After the boom is before the crash

Picture: Pikrepo.com

From New York to Frankfurt: Stock prices are already plummeting again

When, as in these days, the stock exchange rates collapse, it is time for "Legendary investors", to enter the scene. Their task is to make sense of the often irrational price movements on the markets. The words of the gurus are listened to with rough devotion by the financial community. They act as projection surfaces for the desires and fears of the stock market public.

One such Borse savant has spoken out this week: Mark Mobius, who pays to the primitive of the media financial hype, has told on the financial channel CNBC that he considers the risk of the formation of a dangerous "Double top"-formation in the U.S. SP 500-stock indix sees. Investors, Mobius says, are increasingly worried about an unclear outcome of the U.S. elections.

While true professionals nod knowingly at such words, for non-initiates who don’t love to speak Borse latin, they need to be explained: a "Double top"-Formation is a potentially unpleasant thing in the nomenclature of financial market patterns. Because it signals that after a rise and a subsequent fall in prices, the next rise will be stuck at a resistance – and then the prices will fall.

The prime example of a double top is the "Dot Com"-Crash at the beginning of the new millennium: The stock market indices of international stock markets had reached a high point at the beginning of the year 2000 after frenetic price increases. This was followed by a sharp drop in prices, followed by a recovery. But this new rise proved to be a trap, as prices reversed course. This was followed by several years of Borsenmalaise.

So when Mr. Mobius, whose appearance reminded older people of Detective Lieutenant Kojak, younger people of Captain Jean-Luc Picard, announces on the CNBC channel, as has now happened, that he has a "Double top" If Mr. Mobius thinks he can recognize a double top, he means that there could be danger ahead on the stock markets.

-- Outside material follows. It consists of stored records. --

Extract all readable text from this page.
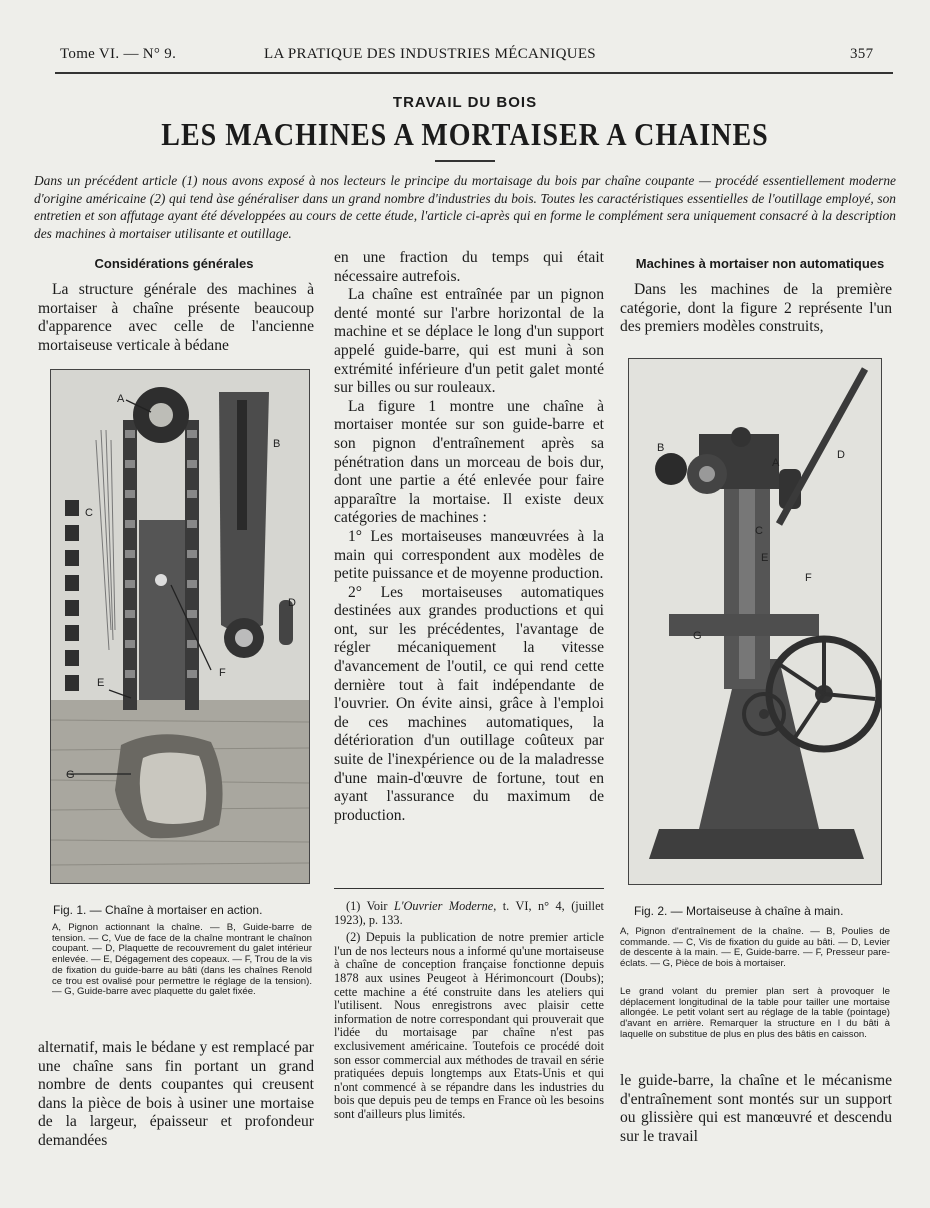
Tome VI. — N° 9.	LA PRATIQUE DES INDUSTRIES MÉCANIQUES	357
TRAVAIL DU BOIS
LES MACHINES A MORTAISER A CHAINES
Dans un précédent article (1) nous avons exposé à nos lecteurs le principe du mortaisage du bois par chaîne coupante — procédé essentiellement moderne d'origine américaine (2) qui tend àse généraliser dans un grand nombre d'industries du bois. Toutes les caractéristiques essentielles de l'outillage employé, son entretien et son affutage ayant été développées au cours de cette étude, l'article ci-après qui en forme le complément sera uniquement consacré à la description des machines à mortaiser utilisante et outillage.
Considérations générales

La structure générale des machines à mortaiser à chaîne présente beaucoup d'apparence avec celle de l'ancienne mortaiseuse verticale à bédane

A
B
C
D
E
F
G
Fig. 1. — Chaîne à mortaiser en action.
A, Pignon actionnant la chaîne. — B, Guide-barre de tension. — C, Vue de face de la chaîne montrant le chaînon coupant. — D, Plaquette de recouvrement du galet intérieur enlevée. — E, Dégagement des copeaux. — F, Trou de la vis de fixation du guide-barre au bâti (dans les chaînes Renold ce trou est ovalisé pour permettre le réglage de la tension). — G, Guide-barre avec plaquette du galet fixée.

alternatif, mais le bédane y est remplacé par une chaîne sans fin portant un grand nombre de dents coupantes qui creusent dans la pièce de bois à usiner une mortaise de la largeur, épaisseur et profondeur demandées

en une fraction du temps qui était nécessaire autrefois.

La chaîne est entraînée par un pignon denté monté sur l'arbre horizontal de la machine et se déplace le long d'un support appelé guide-barre, qui est muni à son extrémité inférieure d'un petit galet monté sur billes ou sur rouleaux.

La figure 1 montre une chaîne à mortaiser montée sur son guide-barre et son pignon d'entraînement après sa pénétration dans un morceau de bois dur, dont une partie a été enlevée pour faire apparaître la mortaise. Il existe deux catégories de machines :

1° Les mortaiseuses manœuvrées à la main qui correspondent aux modèles de petite puissance et de moyenne production.

2° Les mortaiseuses automatiques destinées aux grandes productions et qui ont, sur les précédentes, l'avantage de régler mécaniquement la vitesse d'avancement de l'outil, ce qui rend cette dernière tout à fait indépendante de l'ouvrier. On évite ainsi, grâce à l'emploi de ces machines automatiques, la détérioration d'un outillage coûteux par suite de l'inexpérience ou de la maladresse d'une main-d'œuvre de fortune, tout en ayant l'assurance du maximum de production.

(1) Voir L'Ouvrier Moderne, t. VI, n° 4, (juillet 1923), p. 133.

(2) Depuis la publication de notre premier article l'un de nos lecteurs nous a informé qu'une mortaiseuse à chaîne de conception française fonctionne depuis 1878 aux usines Peugeot à Hérimoncourt (Doubs); cette machine a été construite dans les ateliers qui l'utilisent. Nous enregistrons avec plaisir cette information de notre correspondant qui prouverait que l'idée du mortaisage par chaîne n'est pas exclusivement américaine. Toutefois ce procédé doit son essor commercial aux méthodes de travail en série pratiquées depuis longtemps aux Etats-Unis et qui n'ont commencé à se répandre dans les industries du bois que depuis peu de temps en France où les besoins sont d'ailleurs plus limités.

Machines à mortaiser non automatiques

Dans les machines de la première catégorie, dont la figure 2 représente l'un des premiers modèles construits,

B
A
D
C
E
F
G
Fig. 2. — Mortaiseuse à chaîne à main.
A, Pignon d'entraînement de la chaîne. — B, Poulies de commande. — C, Vis de fixation du guide au bâti. — D, Levier de descente à la main. — E, Guide-barre. — F, Presseur pare-éclats. — G, Pièce de bois à mortaiser.
Le grand volant du premier plan sert à provoquer le déplacement longitudinal de la table pour tailler une mortaise allongée. Le petit volant sert au réglage de la table (pointage) d'avant en arrière. Remarquer la structure en I du bâti à laquelle on substitue de plus en plus des bâtis en caisson.

le guide-barre, la chaîne et le mécanisme d'entraînement sont montés sur un support ou glissière qui est manœuvré et descendu sur le travail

Mobius identified the Democratic presidential candidate Joe Biden as the root of the trouble. "A Biden victory will likely be bad for the U.S.-market and thus be bad for other markets around the world", according to the veteran stockbroker. "But it will be short term, because a lot will depend on what measures Biden actually takes." If he doesn’t raise taxes again, that’s good for the markets.

As if they had been waiting for his command, the market indices plummeted again the day after Mobius’ interview: The Dax lost more than 4 percent on Wednesday with -503.06 points – according to influential financial market research, this corresponds roughly to the return to be expected on the stock market in an average year over decades. The Dow Jones index was down nearly 3.5 percent at well over 900 points, while the Nasdaq technology stock market was down more than 3.7 percent.

Whether Joe Biden, should he become president, will heed Mr. Mobius’ thinly veiled hint that he should not raise taxes is not certain. What is certain, however, is that the prospect of Borsen gains has a significant impact on electoral behavior. It is an open secret that many voters, such as Florida retirees, are voting for Donald Trump primarily because they hope he will boost stock prices.

Now, of course, it could be argued that the recent performance of the stock market, despite Trump, has left a lot to be desired. It could be countered, as others besides Mr. Mobius have done, that it is the prospect of a Biden election victory that is causing fear in the markets. The current price losses were thus for those Americans, whose retirement provision depends on the stock market, and that are many, to be understood as a call not to vote for the Democratic candidate.

But whether the prospect of a possible policy change in Washington is at all related to the current stock market development, even that is not clear. After all, not only the American, but also the European stock markets have seen drastic price drops. So perhaps it is not the U.S. presidential election, but perhaps the prospect of a pandemic spiraling further out of control, to which the falling prices are attributable.

In any case, the Faz reports that the German stock market is moving in view of the new Corona decreases "Downward at a pace faster than feared". The Tagesschau, too, says it is the fear of a second lockdown that is leading to the price slumps. Who or what is really responsible for the losses, whether Joe Biden or the Corona virus or the double top, will only be known afterwards, if at all. Until then, Mr. Mobius could be right, even if he is wrong.